The issue revolves around the idea of death. If someone is murdered it does not matter how old the victim is. Murder is murder regardless of the age of the victim. However, a five-year-old could lose eighty years of life whereas an eighty-year-old could lose just five. The death of a five-year-old is not the same as an eighty-year-old person. It would of course be nice if all deaths could be avoided, but sometimes they can't. We can talk about man years lost instead of the binary alive or dead.

If 250,000 lost 1 year of life each on average - attributable to the virus, we have 250,000 human years lost.

If 10,000,000 end up losing 2.5 years each on average - due to the economic downturn and poverty causing an earlier demise, we have 25,000,000 human years lost.

It therefore suggests that the lockdown could be 100 times worse than no lockdown.
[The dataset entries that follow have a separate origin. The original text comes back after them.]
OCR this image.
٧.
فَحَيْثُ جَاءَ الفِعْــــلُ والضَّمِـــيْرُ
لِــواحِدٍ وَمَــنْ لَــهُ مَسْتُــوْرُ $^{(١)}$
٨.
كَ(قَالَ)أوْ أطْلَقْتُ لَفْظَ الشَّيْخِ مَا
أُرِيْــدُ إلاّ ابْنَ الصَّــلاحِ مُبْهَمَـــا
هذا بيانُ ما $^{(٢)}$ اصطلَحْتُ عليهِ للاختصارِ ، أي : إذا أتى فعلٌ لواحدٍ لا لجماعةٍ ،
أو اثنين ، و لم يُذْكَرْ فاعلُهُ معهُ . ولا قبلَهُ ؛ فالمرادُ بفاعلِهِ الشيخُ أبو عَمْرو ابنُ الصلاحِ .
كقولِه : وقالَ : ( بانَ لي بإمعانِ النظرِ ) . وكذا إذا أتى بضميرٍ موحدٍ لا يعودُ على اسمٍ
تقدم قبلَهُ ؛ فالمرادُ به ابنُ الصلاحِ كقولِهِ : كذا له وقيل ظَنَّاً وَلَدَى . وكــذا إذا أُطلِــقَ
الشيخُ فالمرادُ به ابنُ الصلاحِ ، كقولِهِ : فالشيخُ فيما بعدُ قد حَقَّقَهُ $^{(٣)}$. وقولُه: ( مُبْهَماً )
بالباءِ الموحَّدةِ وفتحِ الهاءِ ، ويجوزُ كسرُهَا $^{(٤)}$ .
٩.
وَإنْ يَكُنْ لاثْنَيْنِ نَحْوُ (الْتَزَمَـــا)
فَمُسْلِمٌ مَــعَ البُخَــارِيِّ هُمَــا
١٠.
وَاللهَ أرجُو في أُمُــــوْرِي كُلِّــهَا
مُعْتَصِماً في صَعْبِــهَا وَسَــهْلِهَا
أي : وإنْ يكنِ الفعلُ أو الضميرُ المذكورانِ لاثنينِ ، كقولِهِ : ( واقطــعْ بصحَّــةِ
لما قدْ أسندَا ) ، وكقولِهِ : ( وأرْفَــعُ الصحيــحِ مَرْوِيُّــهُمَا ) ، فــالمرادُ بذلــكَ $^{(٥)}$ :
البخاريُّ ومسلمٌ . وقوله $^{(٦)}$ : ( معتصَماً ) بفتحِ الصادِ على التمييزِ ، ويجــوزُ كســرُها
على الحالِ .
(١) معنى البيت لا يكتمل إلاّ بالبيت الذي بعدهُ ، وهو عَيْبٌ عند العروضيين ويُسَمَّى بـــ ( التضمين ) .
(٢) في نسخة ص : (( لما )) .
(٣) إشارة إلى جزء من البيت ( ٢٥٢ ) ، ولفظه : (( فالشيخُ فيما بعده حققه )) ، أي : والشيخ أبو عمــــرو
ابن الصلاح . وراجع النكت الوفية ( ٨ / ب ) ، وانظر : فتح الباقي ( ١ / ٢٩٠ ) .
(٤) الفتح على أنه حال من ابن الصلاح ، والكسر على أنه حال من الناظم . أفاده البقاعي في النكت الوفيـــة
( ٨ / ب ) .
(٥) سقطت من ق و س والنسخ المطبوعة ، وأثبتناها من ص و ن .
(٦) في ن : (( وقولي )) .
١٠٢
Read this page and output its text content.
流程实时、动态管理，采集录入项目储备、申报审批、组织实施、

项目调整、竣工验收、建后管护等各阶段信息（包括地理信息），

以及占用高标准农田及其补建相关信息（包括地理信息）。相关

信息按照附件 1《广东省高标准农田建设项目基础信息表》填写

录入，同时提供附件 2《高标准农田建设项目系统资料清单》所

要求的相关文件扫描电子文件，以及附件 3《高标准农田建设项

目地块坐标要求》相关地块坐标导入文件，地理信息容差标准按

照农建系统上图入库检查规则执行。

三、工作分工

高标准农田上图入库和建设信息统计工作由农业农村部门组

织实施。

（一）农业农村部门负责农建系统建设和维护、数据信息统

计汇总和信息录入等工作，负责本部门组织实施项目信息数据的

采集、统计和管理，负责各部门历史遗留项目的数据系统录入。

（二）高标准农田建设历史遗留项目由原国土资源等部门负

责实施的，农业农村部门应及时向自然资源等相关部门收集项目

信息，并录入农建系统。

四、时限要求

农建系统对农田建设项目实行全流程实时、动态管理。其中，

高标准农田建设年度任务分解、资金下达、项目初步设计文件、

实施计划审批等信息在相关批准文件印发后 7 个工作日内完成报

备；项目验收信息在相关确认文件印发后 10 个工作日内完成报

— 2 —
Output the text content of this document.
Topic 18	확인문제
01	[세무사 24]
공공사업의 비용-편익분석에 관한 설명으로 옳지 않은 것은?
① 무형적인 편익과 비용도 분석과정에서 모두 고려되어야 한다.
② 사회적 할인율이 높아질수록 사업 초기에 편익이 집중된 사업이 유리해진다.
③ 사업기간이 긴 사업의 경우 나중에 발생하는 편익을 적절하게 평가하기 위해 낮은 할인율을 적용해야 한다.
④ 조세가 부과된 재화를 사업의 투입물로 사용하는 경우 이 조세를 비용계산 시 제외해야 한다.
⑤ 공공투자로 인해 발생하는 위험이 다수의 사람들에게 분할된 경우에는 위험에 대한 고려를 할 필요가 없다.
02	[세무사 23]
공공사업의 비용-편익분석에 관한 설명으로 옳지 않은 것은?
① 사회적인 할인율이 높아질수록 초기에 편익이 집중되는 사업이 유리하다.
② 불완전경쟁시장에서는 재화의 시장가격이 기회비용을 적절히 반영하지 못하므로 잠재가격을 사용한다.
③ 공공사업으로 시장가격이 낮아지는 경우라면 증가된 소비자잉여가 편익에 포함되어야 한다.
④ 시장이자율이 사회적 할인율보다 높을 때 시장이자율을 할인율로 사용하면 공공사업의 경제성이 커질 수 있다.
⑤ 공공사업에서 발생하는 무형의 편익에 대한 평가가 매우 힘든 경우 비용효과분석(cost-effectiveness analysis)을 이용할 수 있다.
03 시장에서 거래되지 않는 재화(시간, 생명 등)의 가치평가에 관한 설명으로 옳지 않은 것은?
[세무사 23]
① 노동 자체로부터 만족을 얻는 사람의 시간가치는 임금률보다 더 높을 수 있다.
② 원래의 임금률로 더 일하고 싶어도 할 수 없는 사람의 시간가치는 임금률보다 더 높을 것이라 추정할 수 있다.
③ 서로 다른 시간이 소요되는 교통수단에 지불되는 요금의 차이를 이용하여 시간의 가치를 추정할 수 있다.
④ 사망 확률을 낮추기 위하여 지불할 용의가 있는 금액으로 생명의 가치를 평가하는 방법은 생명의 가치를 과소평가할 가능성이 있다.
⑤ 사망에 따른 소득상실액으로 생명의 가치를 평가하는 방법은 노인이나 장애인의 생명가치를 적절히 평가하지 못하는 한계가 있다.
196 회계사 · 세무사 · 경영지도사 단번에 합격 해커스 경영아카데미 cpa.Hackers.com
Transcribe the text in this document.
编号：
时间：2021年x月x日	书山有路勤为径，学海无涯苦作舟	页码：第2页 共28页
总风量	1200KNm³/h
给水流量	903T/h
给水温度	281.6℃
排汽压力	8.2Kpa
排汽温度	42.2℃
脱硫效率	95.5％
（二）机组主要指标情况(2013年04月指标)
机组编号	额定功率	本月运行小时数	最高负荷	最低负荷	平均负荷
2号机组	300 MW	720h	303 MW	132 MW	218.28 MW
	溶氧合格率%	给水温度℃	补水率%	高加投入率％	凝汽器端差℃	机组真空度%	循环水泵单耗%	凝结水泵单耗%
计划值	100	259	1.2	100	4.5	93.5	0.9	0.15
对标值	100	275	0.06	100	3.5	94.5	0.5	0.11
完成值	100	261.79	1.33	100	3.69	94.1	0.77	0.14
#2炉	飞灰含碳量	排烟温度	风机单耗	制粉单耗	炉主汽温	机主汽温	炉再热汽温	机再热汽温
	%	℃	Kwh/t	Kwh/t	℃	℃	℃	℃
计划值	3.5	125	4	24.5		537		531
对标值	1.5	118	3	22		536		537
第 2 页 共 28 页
These figures may be a stretch, but you have to shift a long way before you get a positive from locking the country down. Maybe some would argue that we can address poverty and deal with that later. Except that has not happened in the past, so unlikely in an even harsher desperate future.

When it comes to morality, I always say, replace the word morality with opinion and see what happens. In some people's opinion the lockdown is a good idea. In other people's opinion it does more harm than good.

Murder is murder whatever the age of the victim. So, does that mean that saving a very old person is the same as saving a young person?

Is saving a life, saving a life in this pandemic? Is saving an eighty-year-old the same as saving an eight-year-old?